A few days after Matthew's diagnosis, I was moderating an event for work. The speaker was a man named Aman. I have seen a thousand web events and we have hosted some of the most incredible speakers in the world on our platform. I'm so lucky because often times, I forget I'm working and get lost in the content. Well, this was one of those presentations. There was something he said that stuck with me that I want to share because it has guided my thoughts and behavior over the past two weeks.

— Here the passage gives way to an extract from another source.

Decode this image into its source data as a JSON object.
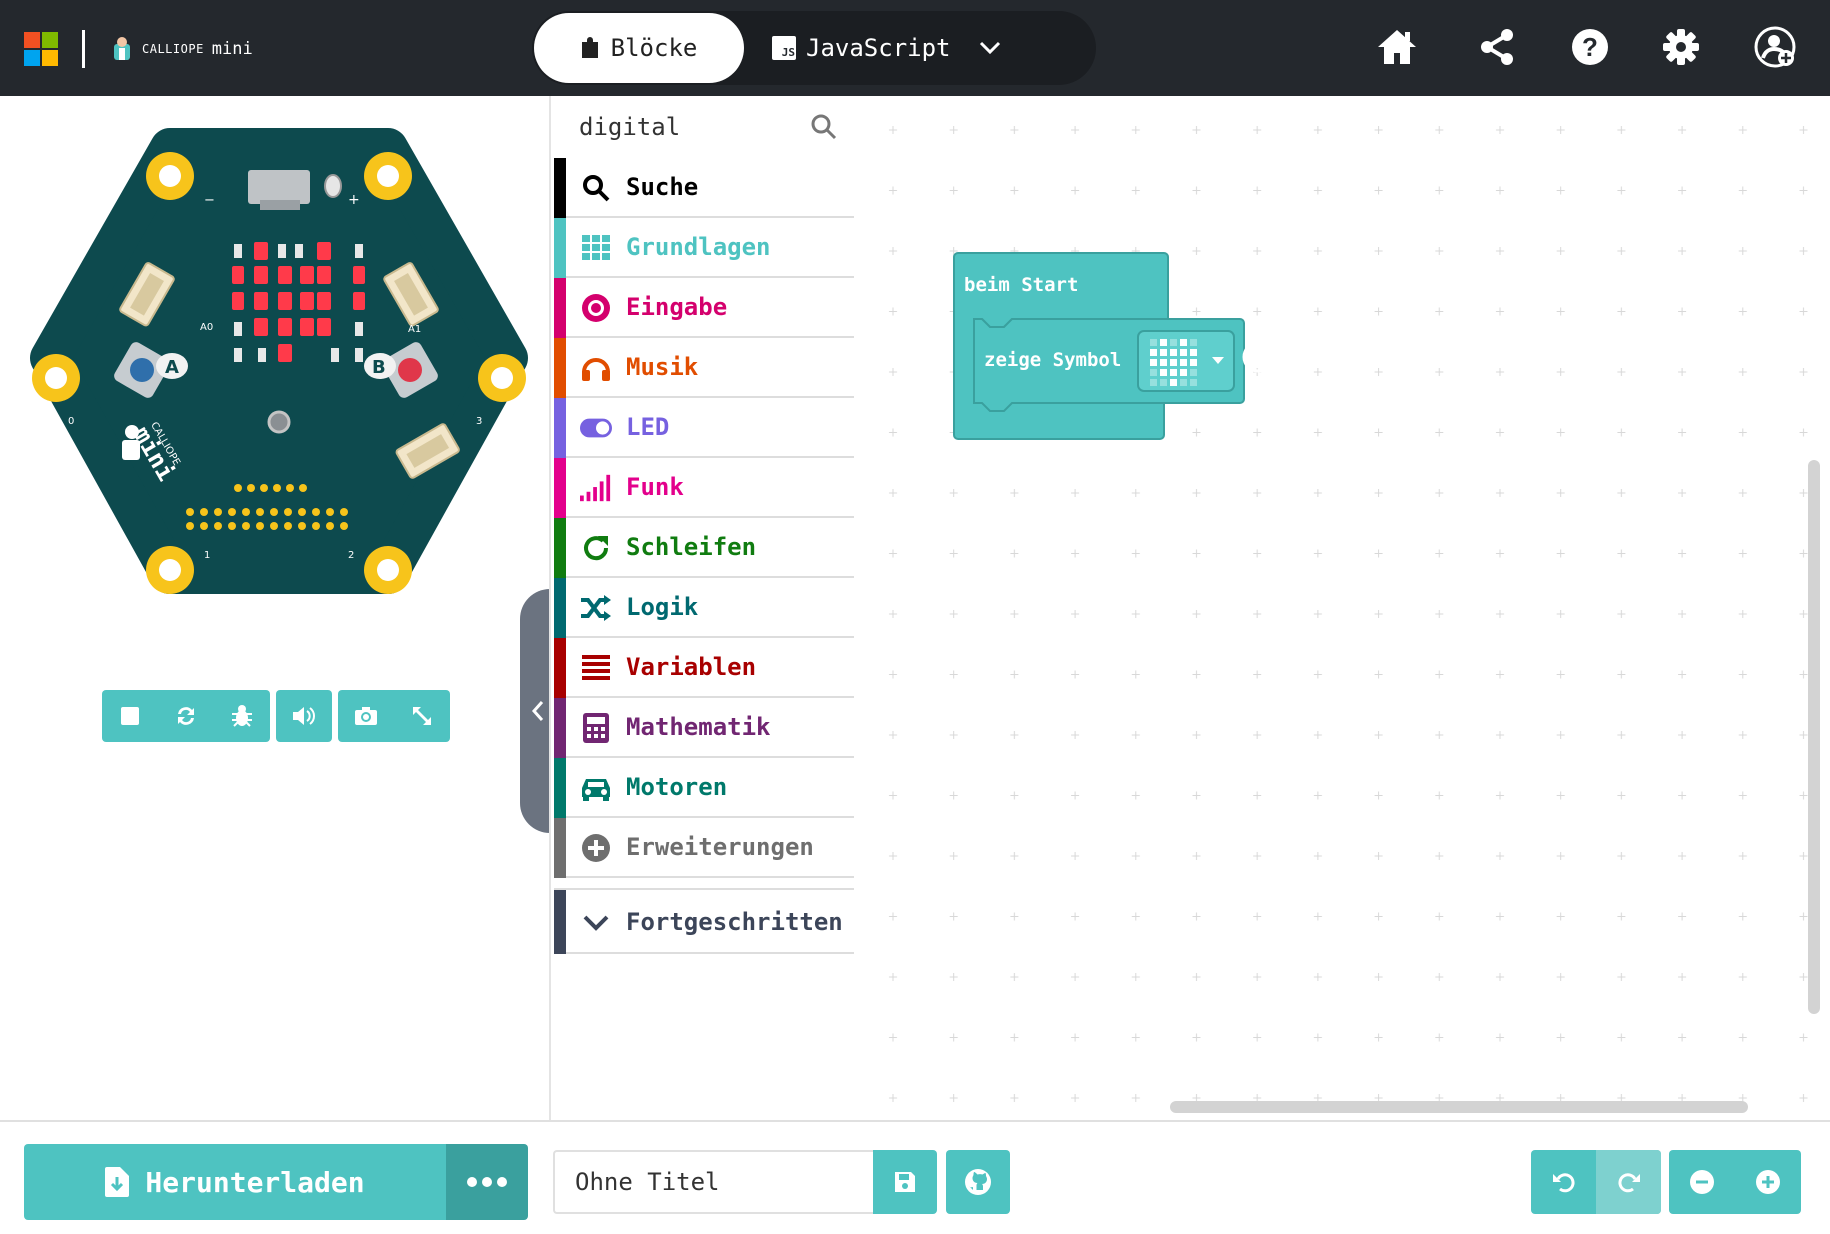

He was talking about the fact that we are a world mired in the idea that we need answers--we search for answers. The ultimate quest is to find answers. He suggested that is a paradigm that we need to shift and realize that the power comes not necessarily in the answers, but in learning to ask the right questions. My take on it--we cannot ask a question that is beyond our circle of knowledge. We can only ask those that are right on the outside edge of that circle. As our knowledge expands, we are able to ask better, deeper, more profound, searching questions. And our circle of knowledge will continue to expand as we do so. It stops when we think we get to answers.
He also suggested that there are two sides to everything--more than one way of looking at everything (like two sides to a coin--completely different, opposite each other, but both part of the same coin). Again, my take on it--as we ask questions and start to understand both sides of the coin, we are better equipped to make good decisions.
This made me think about my quest to get answers about Matthew's diagnosis. I wanted to put a label on it for the sake of understanding and so that I knew how to deal with it. But I realize that I will be able to learn even more if I focus more on asking the right questions. An example of that is the question that we were asked on every eval, but that I always struggled a little bit to answer--what are Matthew's strengths? The more time I spend focusing on those types of questions, the more progress I believe we will make in understanding and bonding with our son which is the ultimate goal for us.